In the Book of Mormon, there is this passage:
“For it must needs be, that there is an opposition in all things. If not so, my firstborn in the wilderness, righteousness could not be brought to pass, neither wickedness, neither holiness nor misery, neither good nor bad.” (2 Nephi 2:11)
I recently had an experience that got me to thinking about this gospel principle in more depth than I have before. I do have a basic understanding of why having opposition is important in our lives. That in order to grow, we must experience trials. Or that for good and righteousness to even exist, there must be an evil. We cannot know happiness unless we have also experienced sadness.

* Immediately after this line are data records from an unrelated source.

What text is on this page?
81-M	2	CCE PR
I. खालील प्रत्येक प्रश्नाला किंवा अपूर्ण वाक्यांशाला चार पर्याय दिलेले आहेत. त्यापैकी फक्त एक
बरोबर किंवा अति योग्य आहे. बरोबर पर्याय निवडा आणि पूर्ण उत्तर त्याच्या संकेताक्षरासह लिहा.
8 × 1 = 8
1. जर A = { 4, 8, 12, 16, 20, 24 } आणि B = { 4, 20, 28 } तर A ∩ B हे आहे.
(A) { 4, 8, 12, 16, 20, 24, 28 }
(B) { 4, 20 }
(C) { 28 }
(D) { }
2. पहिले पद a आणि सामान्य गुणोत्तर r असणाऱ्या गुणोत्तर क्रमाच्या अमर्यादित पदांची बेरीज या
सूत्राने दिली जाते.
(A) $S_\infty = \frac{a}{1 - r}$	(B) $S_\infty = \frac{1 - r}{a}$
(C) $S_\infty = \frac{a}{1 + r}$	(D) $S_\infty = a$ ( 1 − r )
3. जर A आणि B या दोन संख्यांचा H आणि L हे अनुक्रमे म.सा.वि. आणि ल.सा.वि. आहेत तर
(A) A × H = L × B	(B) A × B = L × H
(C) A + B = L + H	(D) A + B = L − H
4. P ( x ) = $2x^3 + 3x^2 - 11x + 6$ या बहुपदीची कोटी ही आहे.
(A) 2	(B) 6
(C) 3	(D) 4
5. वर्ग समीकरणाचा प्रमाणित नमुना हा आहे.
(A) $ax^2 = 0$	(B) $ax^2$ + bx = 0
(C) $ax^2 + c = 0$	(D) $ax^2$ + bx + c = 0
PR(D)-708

But last week, as I was driving through a blinding snowstorm to pick up The Maestro from the airport after his flight was canceled, I began to understand yet another reason why we need this opposition. If you’ve never driven in a whiteout, I will attempt to tell you what it’s like.
First of all, the name whiteout is not accidental. Everything is white. The sky, the snow, the ground, the fog—all of it. In fact, it’s kind of like a blackout, except it’s white. Depending on its severity, you have very little visibility. In this particular storm, I was driving at about 5-10 mph, and stopping often to get my bearings. I had no idea where the road ended and the landscaping began (because it was all snow anyway). I had no idea where the turn offs were to get to the airport terminal until a sign would pop out at me when I was only a few feet away. I felt very lost and afraid.
This is a photo I took with my phone during that drive. I took it while I was stopped to get my bearings. When I looked at the photo, it was interesting to me that the camera had a better ability to see the tiny bit of contrast in the light than I did, because I could only see the sign in real life. I could not see the light poles or those trees in the distance at all.
Driving on the highway before the airport turnoff wasn’t quite as bad. The reason? So many cars had driven on that road that the snow had been worn off in my lane and I could see black. I could see that contrast. Black is in direct opposition to white, and I was so very grateful for it at that moment. But when I turned off into the airport there was no worn down snow, and I didn’t have the contrast to guide me.
This is a photo I took with my phone several days later when I drove back to the airport to pick up Joel again—this time after he had made it to Texas and then had a difficult time getting home due to more storms (a very literal series of miracles brought him back that day—more on that another time). As you can see, it was still stormy, but it wasn’t a whiteout. You can also see from this picture just how terrible the first picture was.
In order to know where we are going and to see our way there, we need contrast. Whether that is light in the darkness or a black road in a whiteout, it is absolutely necessary. We need opposition to tell us whether or not we are on the right path—or on the path at all! And those of you who have read the Book of Mormon will probably think about Lehi’s dream and the Iron Rod, as well.
This is probably old news to many of you, but it’s something I hadn’t thought about before. And since I want to know if I’m on the right path, I will now appreciate opposition all the more.